Sebelum saya bahas tentang Jatidiri Penggerak Wawasan, kita akan membahas tentang apa itu jati diri.  Menurut kamus perkataan jati, sama dengan sejati yang membawa maksud asli, murni, tulen dan tidak bercampur. Apabila dikaitkan jati dengan sejenis tumbuhan, kita akan membayangkan sepohon pokok yang tegap, berakar tunjang yang menjunam ke dasar bumi, berbatang keras dan mahal. Tetapi, apabila kita kaitkan jati diri dengan insan, ia membawa maksud seorang manusia sempurna yang memiliki keseimbangan antara akli (fikiran), jasmani dan rohaninya. Jati diri manusia adalah potensi diri yang selalu berkembang sebagai jiwa atribut fisik. Sosok secara fisik masuk kategori kekar, kokoh, berotot namun dalam menghadapi kenyataan hidup tak sesuai dengan tampilan fisiknya. Mudah mengeluh, gampang menggerutu, sering mengumpat. Jati diri bisa dimulai dari pengertian kestabilan jiwa. Tidak mudah terpengaruh. Tidaksekedar ikut-ikutan gaya hidup, pola hidup. Tampil apa adanya, tidak memanipulasi dirinya agar kelihatan beda, tidak sok gaul. Jati diri ,bisa diartikan sebagai identitas diri, baik terkait atribut fisik dan tampilan maupun kestabilan jiwa. Menghadapi, memasuki kenyataan yang beda (hati nurani yang bicara), tidakharus menyesuaikan diri secara total agar dapat diterima di pasaran sekaligus menghindari konflik secara cerdas. Tepatnya, mampu mengikuti arus tanpa terbawa arus.

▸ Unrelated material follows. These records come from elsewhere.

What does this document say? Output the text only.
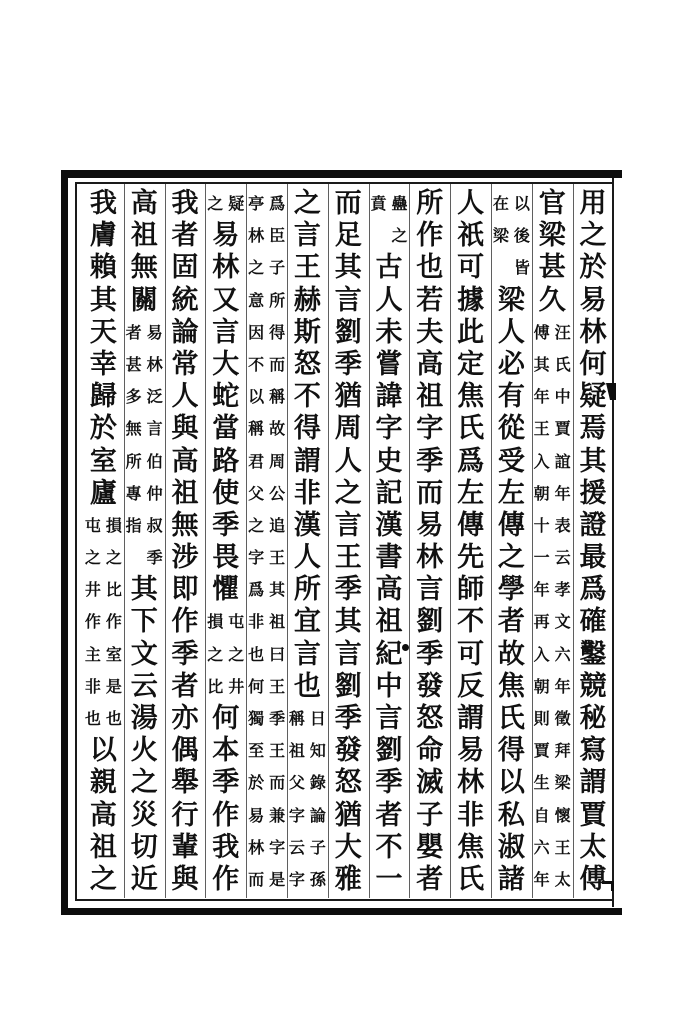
用
之
於
易
林
何
疑
焉
其
援
證
最
爲
確
鑿
競
秘
寫
謂
賈
太
傅
官
梁
甚
久
汪
氏
中
賈
誼
年
表
云
孝
文
六
年
徵
拜
梁
懷
王
太
傅
其
年
王
入
朝
十
一
年
再
入
朝
則
賈
生
自
六
年
以
後
皆
在
梁
梁
人
必
有
從
受
左
傳
之
學
者
故
焦
氏
得
以
私
淑
諸
人
祇
可
據
此
定
焦
氏
爲
左
傳
先
師
不
可
反
謂
易
林
非
焦
氏
所
作
也
若
夫
高
祖
字
季
而
易
林
言
劉
季
發
怒
命
滅
子
嬰
者
蠱
之
賁
古
人
未
嘗
諱
字
史
記
漢
書
高
祖
紀
中
言
劉
季
者
不
一
而
足
其
言
劉
季
猶
周
人
之
言
王
季
其
言
劉
季
發
怒
猶
大
雅
之
言
王
赫
斯
怒
不
得
謂
非
漢
人
所
宜
言
也
日
知
錄
論
子
孫
稱
祖
父
字
云
字
爲
臣
子
所
得
而
稱
故
周
公
追
王
其
祖
曰
王
季
王
而
兼
字
是
亭
林
之
意
因
不
以
稱
君
父
之
字
爲
非
也
何
獨
至
於
易
林
而
疑
之
易
林
又
言
大
蛇
當
路
使
季
畏
懼
屯
之
井
損
之
比
何
本
季
作
我
作
我
者
固
統
論
常
人
與
高
祖
無
涉
即
作
季
者
亦
偶
舉
行
輩
與
高
祖
無
關
易
林
泛
言
伯
仲
叔
季
者
甚
多
無
所
專
指
其
下
文
云
湯
火
之
災
切
近
我
膚
賴
其
天
幸
歸
於
室
廬
損
之
比
作
室
是
也
屯
之
井
作
主
非
也
以
親
高
祖
之
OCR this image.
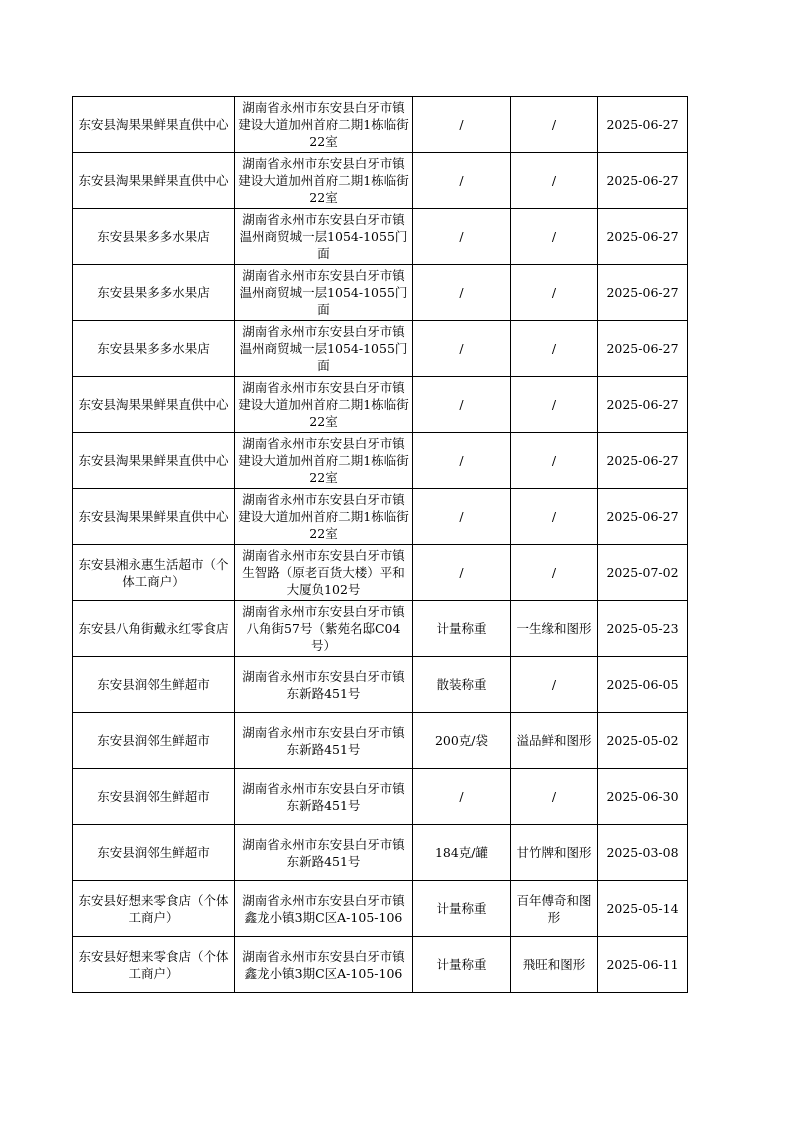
东安县淘果果鲜果直供中心	湖南省永州市东安县白牙市镇建设大道加州首府二期1栋临街22室	/	/	2025-06-27
东安县淘果果鲜果直供中心	湖南省永州市东安县白牙市镇建设大道加州首府二期1栋临街22室	/	/	2025-06-27
东安县果多多水果店	湖南省永州市东安县白牙市镇温州商贸城一层1054-1055门面	/	/	2025-06-27
东安县果多多水果店	湖南省永州市东安县白牙市镇温州商贸城一层1054-1055门面	/	/	2025-06-27
东安县果多多水果店	湖南省永州市东安县白牙市镇温州商贸城一层1054-1055门面	/	/	2025-06-27
东安县淘果果鲜果直供中心	湖南省永州市东安县白牙市镇建设大道加州首府二期1栋临街22室	/	/	2025-06-27
东安县淘果果鲜果直供中心	湖南省永州市东安县白牙市镇建设大道加州首府二期1栋临街22室	/	/	2025-06-27
东安县淘果果鲜果直供中心	湖南省永州市东安县白牙市镇建设大道加州首府二期1栋临街22室	/	/	2025-06-27
东安县湘永惠生活超市（个体工商户）	湖南省永州市东安县白牙市镇生智路（原老百货大楼）平和大厦负102号	/	/	2025-07-02
东安县八角街戴永红零食店	湖南省永州市东安县白牙市镇八角街57号（紫苑名邸C04号）	计量称重	一生缘和图形	2025-05-23
东安县润邻生鲜超市	湖南省永州市东安县白牙市镇东新路451号	散装称重	/	2025-06-05
东安县润邻生鲜超市	湖南省永州市东安县白牙市镇东新路451号	200克/袋	溢品鲜和图形	2025-05-02
东安县润邻生鲜超市	湖南省永州市东安县白牙市镇东新路451号	/	/	2025-06-30
东安县润邻生鲜超市	湖南省永州市东安县白牙市镇东新路451号	184克/罐	甘竹牌和图形	2025-03-08
东安县好想来零食店（个体工商户）	湖南省永州市东安县白牙市镇鑫龙小镇3期C区A-105-106	计量称重	百年傅奇和图形	2025-05-14
东安县好想来零食店（个体工商户）	湖南省永州市东安县白牙市镇鑫龙小镇3期C区A-105-106	计量称重	飛旺和图形	2025-06-11
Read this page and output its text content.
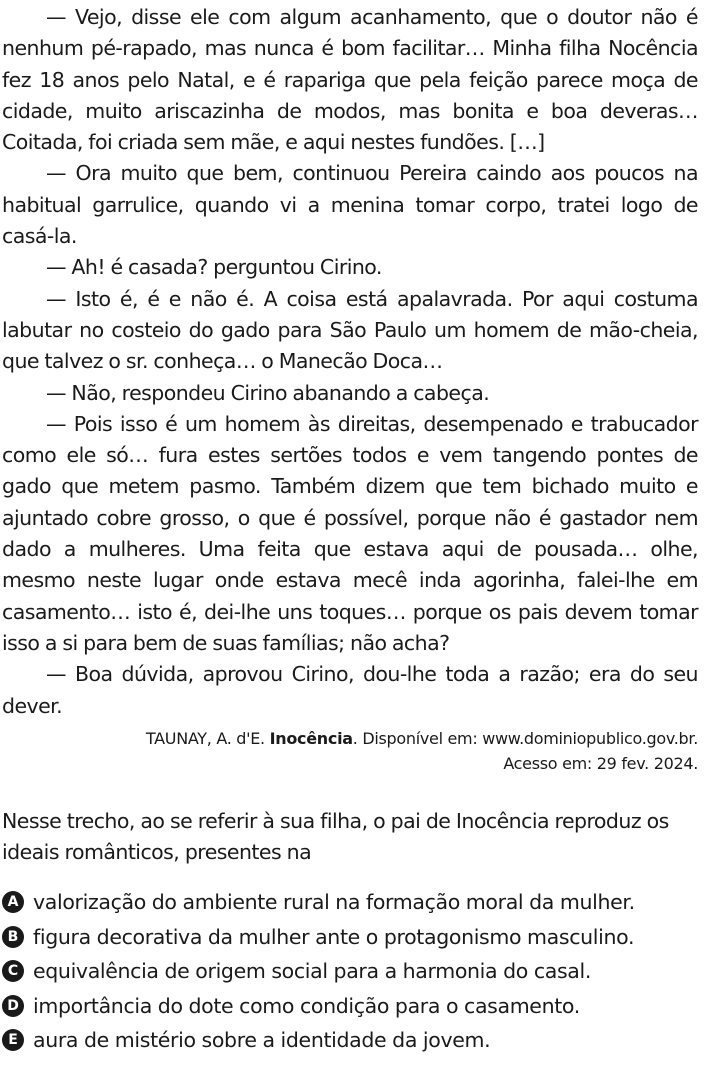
— Vejo, disse ele com algum acanhamento, que o doutor não é nenhum pé-rapado, mas nunca é bom facilitar… Minha filha Nocência fez 18 anos pelo Natal, e é rapariga que pela feição parece moça de cidade, muito ariscazinha de modos, mas bonita e boa deveras… Coitada, foi criada sem mãe, e aqui nestes fundões. […]

— Ora muito que bem, continuou Pereira caindo aos poucos na habitual garrulice, quando vi a menina tomar corpo, tratei logo de casá-la.

— Ah! é casada? perguntou Cirino.

— Isto é, é e não é. A coisa está apalavrada. Por aqui costuma labutar no costeio do gado para São Paulo um homem de mão-cheia, que talvez o sr. conheça… o Manecão Doca…

— Não, respondeu Cirino abanando a cabeça.

— Pois isso é um homem às direitas, desempenado e trabucador como ele só… fura estes sertões todos e vem tangendo pontes de gado que metem pasmo. Também dizem que tem bichado muito e ajuntado cobre grosso, o que é possível, porque não é gastador nem dado a mulheres. Uma feita que estava aqui de pousada… olhe, mesmo neste lugar onde estava mecê inda agorinha, falei-lhe em casamento… isto é, dei-lhe uns toques… porque os pais devem tomar isso a si para bem de suas famílias; não acha?

— Boa dúvida, aprovou Cirino, dou-lhe toda a razão; era do seu dever.

TAUNAY, A. d'E. Inocência. Disponível em: www.dominiopublico.gov.br.
Acesso em: 29 fev. 2024.
Nesse trecho, ao se referir à sua filha, o pai de Inocência reproduz os ideais românticos, presentes na
A valorização do ambiente rural na formação moral da mulher.
B figura decorativa da mulher ante o protagonismo masculino.
C equivalência de origem social para a harmonia do casal.
D importância do dote como condição para o casamento.
E aura de mistério sobre a identidade da jovem.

Apa itu Jatidiri Penggerak Wawasan? Menurut saya, jatidiri penggerak wawasan itu adalah kemampuan alami seseorang yang bisa dimaksimalkan untuk mengubah hitam menjadi putih. Orang tersebut orang yang berani bertindak selama dia pikir itu benar. Sedikit bicara banyak aksi. Tidak terlalu banyak memikirkan kata kata orang. Selama dia anggap itu benar, dia akan terus maju dan tetap berpegang kepada keyakinannya itu. Kita ambil contoh, Gubernur DKI Jakarta sekarang yaitu Bapak Joko Widodo. Sebelum dia terpilih, banyak warga Jakarta yang memandang sebelah mata dia karena penampilannya. Karena lihat orang jangan dari luarnya, kalau kalian tidak tahu apa yang ada di dalamanya. Dia dipandang sebelah mata karena penampilannya yang kampungan, sudah gitu orangnya pendiam tidak banyak bicara. Jokowi, nama akrabnya, dia berjanji akan membenahi Jakarta dll. Karena janjinya itu, banyak percaya akan janjinya akhirnya dia pun terpilih sebagai Gubernur DKI Jakarta. Setelah terpilih, kurang dari seminggu dia langsung ingin menepati janjinya. Dia berani turun ke jalan bahkan ke gorong-gorong dll. Waktu ditanya wartawan mengapa dia mau pergi keliling Jakarta sampai masuk ke gorong-gorong, dia hanya menjawab saya tidak biasa di kantor berAC seperti itu enakan di luar. Sudah banyak gebrakan yang dia prakarsai dan hasilnya pun banyak yang berhasil. Dia tidak memikirkan orang berpikiran apa tentang dia. Yang jelas dia harus memberikan yang terbaik untuk Jakarta. Itu menurut saya jatidiri penggerak wawasan, karena yang namanya "penggerak" itu harus berani mengambil keputusan apa pun resikonya. Karena kalau kebanyakan berpikit yang nanti malah tidak akan terlaksana itu semua.

So, apakah ada di dalam diri anda jiwa "Penggerak"?